Geopolymers have received a lot of attention in the recent years, due to their technological properties, such as low weight, mechanical resistance, and extreme versatility. They are obtained through a polycondensation reaction from silico-aluminate raw materials, with the aid of basic solutions containing cations such as Na, Ca, and/or K. They have an amorphous or semi-crystalline structure, which strongly depends on the synthesis conditions (type and amount of activator, pH and calcination temperature). The local structure of geopolymers is usually studied by means of solid state NMR, but it may also be useful to understand more about the relationship between the very local (as shown by NMR) and the medium-range structure. They both can be obtained by means of total scattering measurements (either X-ray or neutron), with the EPSR (Empirical Potential Structure Refinement, Soper et al. 2007, and references therein) approach. There are only 4 papers in the literature using the total scattering approach (3 by the same group, see White et al, from 2010 to 2013), mainly studying geopolymers local structure as a function of temperature, concentrating mainly on the onset of crystallisation and on the fully crystallised sample. They showed that there is a strong dependence on the presence of Na or of K in their samples. No paper is reported for EPSR approach on the amorphous or semi-crystalline geopolymer, which is in fact the most interesting one for the possible practical applications. Geopolymers with various Si/Al ratios, balanced by means of Na or K cations, were synthesized; some of them were functionalized, through the replacement of some of the inorganic silicon with 3aminopropyl-substituted silicon (with various degrees of replacement). The samples were analysed by means of high-energy X-ray total scattering (at the beamline ID11@ESRF in Grenoble), and the corresponding Pair Distribution Functions (PDF) were produced. A preliminary analysis was performed, by comparing the PDFs and by evaluating the main cation-oxygen distances.
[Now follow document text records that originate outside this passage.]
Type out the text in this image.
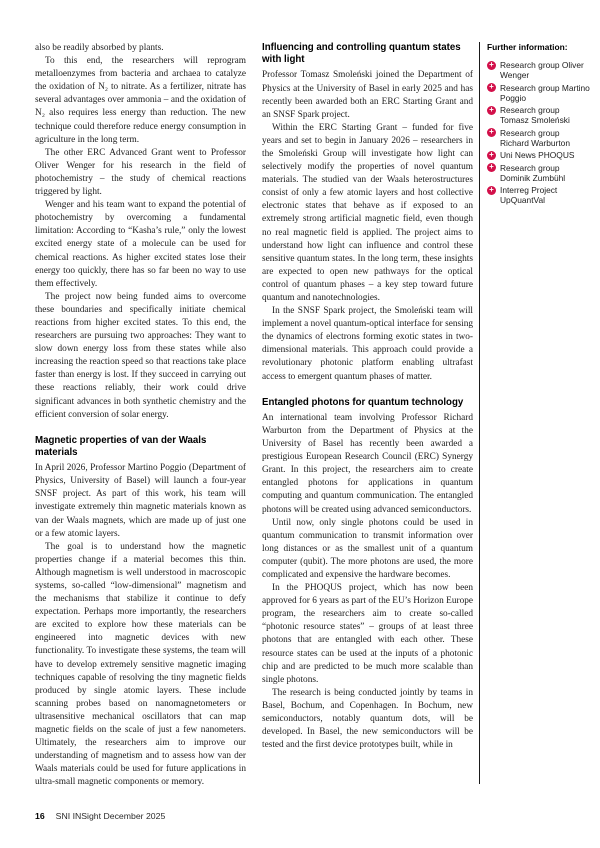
also be readily absorbed by plants.

To this end, the researchers will reprogram metalloenzymes from bacteria and archaea to catalyze the oxidation of N₂ to nitrate. As a fertilizer, nitrate has several advantages over ammonia – and the oxidation of N₂ also requires less energy than reduction. The new technique could therefore reduce energy consumption in agriculture in the long term.

The other ERC Advanced Grant went to Professor Oliver Wenger for his research in the field of photochemistry – the study of chemical reactions triggered by light.

Wenger and his team want to expand the potential of photochemistry by overcoming a fundamental limitation: According to “Kasha’s rule,” only the lowest excited energy state of a molecule can be used for chemical reactions. As higher excited states lose their energy too quickly, there has so far been no way to use them effectively.

The project now being funded aims to overcome these boundaries and specifically initiate chemical reactions from higher excited states. To this end, the researchers are pursuing two approaches: They want to slow down energy loss from these states while also increasing the reaction speed so that reactions take place faster than energy is lost. If they succeed in carrying out these reactions reliably, their work could drive significant advances in both synthetic chemistry and the efficient conversion of solar energy.

Magnetic properties of van der Waals materials

In April 2026, Professor Martino Poggio (Department of Physics, University of Basel) will launch a four-year SNSF project. As part of this work, his team will investigate extremely thin magnetic materials known as van der Waals magnets, which are made up of just one or a few atomic layers.

The goal is to understand how the magnetic properties change if a material becomes this thin. Although magnetism is well understood in macroscopic systems, so-called “low-dimensional” magnetism and the mechanisms that stabilize it continue to defy expectation. Perhaps more importantly, the researchers are excited to explore how these materials can be engineered into magnetic devices with new functionality. To investigate these systems, the team will have to develop extremely sensitive magnetic imaging techniques capable of resolving the tiny magnetic fields produced by single atomic layers. These include scanning probes based on nanomagnetometers or ultrasensitive mechanical oscillators that can map magnetic fields on the scale of just a few nanometers. Ultimately, the researchers aim to improve our understanding of magnetism and to assess how van der Waals materials could be used for future applications in ultra-small magnetic components or memory.

Influencing and controlling quantum states with light

Professor Tomasz Smoleński joined the Department of Physics at the University of Basel in early 2025 and has recently been awarded both an ERC Starting Grant and an SNSF Spark project.

Within the ERC Starting Grant – funded for five years and set to begin in January 2026 – researchers in the Smoleński Group will investigate how light can selectively modify the properties of novel quantum materials. The studied van der Waals heterostructures consist of only a few atomic layers and host collective electronic states that behave as if exposed to an extremely strong artificial magnetic field, even though no real magnetic field is applied. The project aims to understand how light can influence and control these sensitive quantum states. In the long term, these insights are expected to open new pathways for the optical control of quantum phases – a key step toward future quantum and nanotechnologies.

In the SNSF Spark project, the Smoleński team will implement a novel quantum-optical interface for sensing the dynamics of electrons forming exotic states in two-dimensional materials. This approach could provide a revolutionary photonic platform enabling ultrafast access to emergent quantum phases of matter.

Entangled photons for quantum technology

An international team involving Professor Richard Warburton from the Department of Physics at the University of Basel has recently been awarded a prestigious European Research Council (ERC) Synergy Grant. In this project, the researchers aim to create entangled photons for applications in quantum computing and quantum communication. The entangled photons will be created using advanced semiconductors.

Until now, only single photons could be used in quantum communication to transmit information over long distances or as the smallest unit of a quantum computer (qubit). The more photons are used, the more complicated and expensive the hardware becomes.

In the PHOQUS project, which has now been approved for 6 years as part of the EU’s Horizon Europe program, the researchers aim to create so-called “photonic resource states” – groups of at least three photons that are entangled with each other. These resource states can be used at the inputs of a photonic chip and are predicted to be much more scalable than single photons.

The research is being conducted jointly by teams in Basel, Bochum, and Copenhagen. In Bochum, new semiconductors, notably quantum dots, will be developed. In Basel, the new semiconductors will be tested and the first device prototypes built, while in

Further information:
+ Research group Oliver Wenger
+ Research group Martino Poggio
+ Research group Tomasz Smoleński
+ Research group Richard Warburton
+ Uni News PHOQUS
+ Research group Dominik Zumbühl
+ Interreg Project UpQuantVal
16 SNI INSight December 2025
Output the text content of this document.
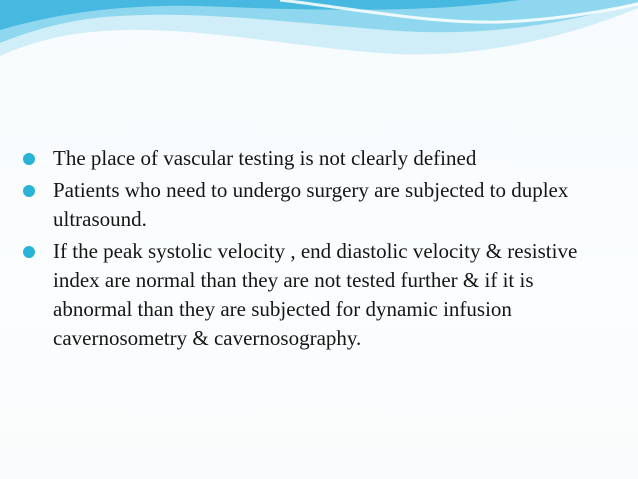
The place of vascular testing is not clearly defined
Patients who need to undergo surgery are subjected to duplex ultrasound.
If the peak systolic velocity , end diastolic velocity & resistive index are normal than they are not tested further & if it is abnormal than they are subjected for dynamic infusion cavernosometry & cavernosography.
Soper, AK, 2007 J. Phys.: Condens. Matter, 19, 415108 http://dx.doi.org/10.1088/0953-8984/19/41/415108
White, Claire E.; Provis, John L.; Bloomer, Breaunnah; Henson, Neil J.; Page, Katharine, Physical Chemistry Chemical Physics (2013), 15(22), 8573-8582.
White, Claire E.; Provis, John L.; Proffen, Thomas; van Deventer, Jannie S. J., Journal of the American Ceramic Society (2010), 93(10), 3486-3492.
White Claire E; Provis John L; Bloomer Breaunnah; Henson Neil J; Page Katharine, Physical chemistry chemical physics : PCCP (2013), 15(22), 8573-82.